Sümeyye K: sizin tomaya karşı durdugunuz kadar yasin börü'nün katilleri karşısında duruyorum

Sümeyye K: hata payı her zaman bakidir.. ben gördüğüm yerden hakikati böyle okuyorum ama görüyorumki sizin okudugunuz hakikat insan için cok ta tutarlılık ifade etmiyor.. tomalar olmasın ben varım.. ama kürt halkının kafasına dayanmıs silah için aynı şeyi siz söyleyemiyorsunuz..

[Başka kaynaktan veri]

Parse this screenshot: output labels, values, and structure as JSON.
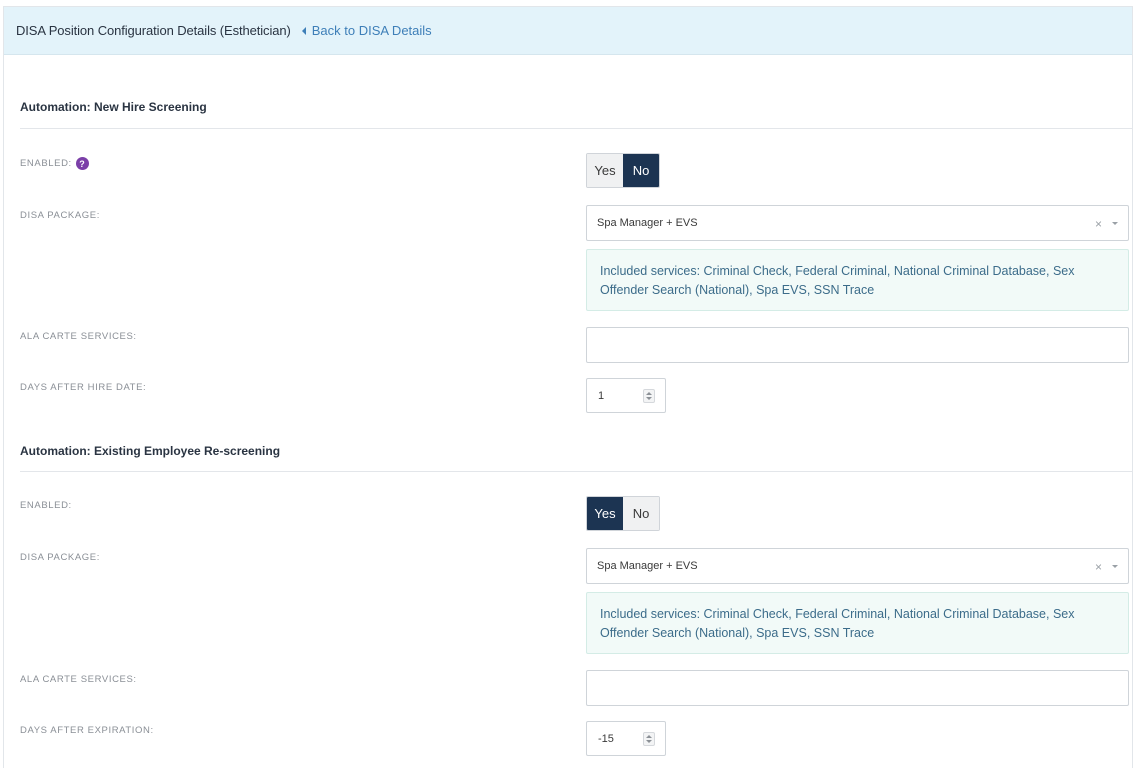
{
  "header": {
    "title": "DISA Position Configuration Details (Esthetician)",
    "back_link": "Back to DISA Details"
  },
  "sections": [
    {
      "title": "Automation: New Hire Screening",
      "enabled_label": "ENABLED:",
      "help_icon": "?",
      "toggle": {
        "yes": "Yes",
        "no": "No",
        "selected": "No"
      },
      "package_label": "DISA PACKAGE:",
      "package_value": "Spa Manager + EVS",
      "clear_symbol": "×",
      "included_services": "Included services: Criminal Check, Federal Criminal, National Criminal Database, Sex Offender Search (National), Spa EVS, SSN Trace",
      "ala_carte_label": "ALA CARTE SERVICES:",
      "ala_carte_value": "",
      "days_label": "DAYS AFTER HIRE DATE:",
      "days_value": "1"
    },
    {
      "title": "Automation: Existing Employee Re-screening",
      "enabled_label": "ENABLED:",
      "toggle": {
        "yes": "Yes",
        "no": "No",
        "selected": "Yes"
      },
      "package_label": "DISA PACKAGE:",
      "package_value": "Spa Manager + EVS",
      "clear_symbol": "×",
      "included_services": "Included services: Criminal Check, Federal Criminal, National Criminal Database, Sex Offender Search (National), Spa EVS, SSN Trace",
      "ala_carte_label": "ALA CARTE SERVICES:",
      "ala_carte_value": "",
      "days_label": "DAYS AFTER EXPIRATION:",
      "days_value": "-15"
    }
  ],
  "colors": {
    "header_bg": "#e3f3fa",
    "link": "#3e7fb8",
    "toggle_active": "#1c3452",
    "help_icon": "#7b3fa8",
    "info_bg": "#f2faf8"
  }
}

Nilüfer A: Sümeyye kardeşim belli ki seçim sonuçlarına fazla takılmış ve gelecek için kaygılar taşıyor. Laik yobazların yine eskisi gibi baş örtüsüne müdahale edeceği, Müslüman halkın son 10 yılda kamusal alanda elde ettiği kazanımları elinden alıp onları yeniden eve hapsedeceği tedirginliğini yaşıyor. Bu tıpkı Müslümanların yönetimi altında kalan laiklerin tedirginliğine benziyor. Onlar da yaşam tarzlarına yapılan müdahalelerden, mahallelerindeki bütün okulların İmam Hatiplere dönüştürülerek zorla din eğitimi altına alınmalarına varan düzenlemelerden, kadını kuluçka makinesi haline getirmeye çalışan telkinlerden, söylemlerden tedirgin oldu... Peki, nasıl çözülecek bu düğüm? Sözümona değişen iktidarların taraftarları olup birbirimize ateşler püskürerek mi? Kim yapıyor bunları bize, niye, ne hakla diye sormak yerine, her seferinde ''ötekinden'' rövanş alarak ya da tersine rövanş alınacağı kaygısı duyarak mı yaşayacağız hep böyle? Düşünmek lazım, yeryüzünde yaşanan haksızlıkların, aynı ülkenin insanları arasında gördüğümüz adaletsizliklerin sebebi, seküler/dindar yaşam geriliminden mi kaynaklanıyor acaba? İktidar nedir, ne içindir, kim, nasıl ele geçirir onu, nasıl kullanır, hangi araçlarla kullanır, bununla ne elde eder diye sorgulamak gerekmez mi? İktidarların yanına yöresine asalaklar gibi yapışıp ölene kadar tedirgin olmadan, güven duygusu içinde yaşama arzumuz nereden geliyor, bu arzunun sürekli tatmini bizi ne haline getirir diye düşünmek gerekmiyor mu? Bence büyük bir şans yakaladık şu anda. Biraz yakınlaşalım birbirimize... Sakinleşelim.Ötekileştirdiklerimize yaşam alanı veriyor üstenciliğiyle, vay nankörler edasıyla değil, ötekisi olmama gayretiyle temas edelim. Olabildiği kadar artık... Elimizden geldiğince... İktidarla olacak şeyler değil bunlar. Tersine iktidarı dışlayabildiğimizde mümkün olacak şeyler.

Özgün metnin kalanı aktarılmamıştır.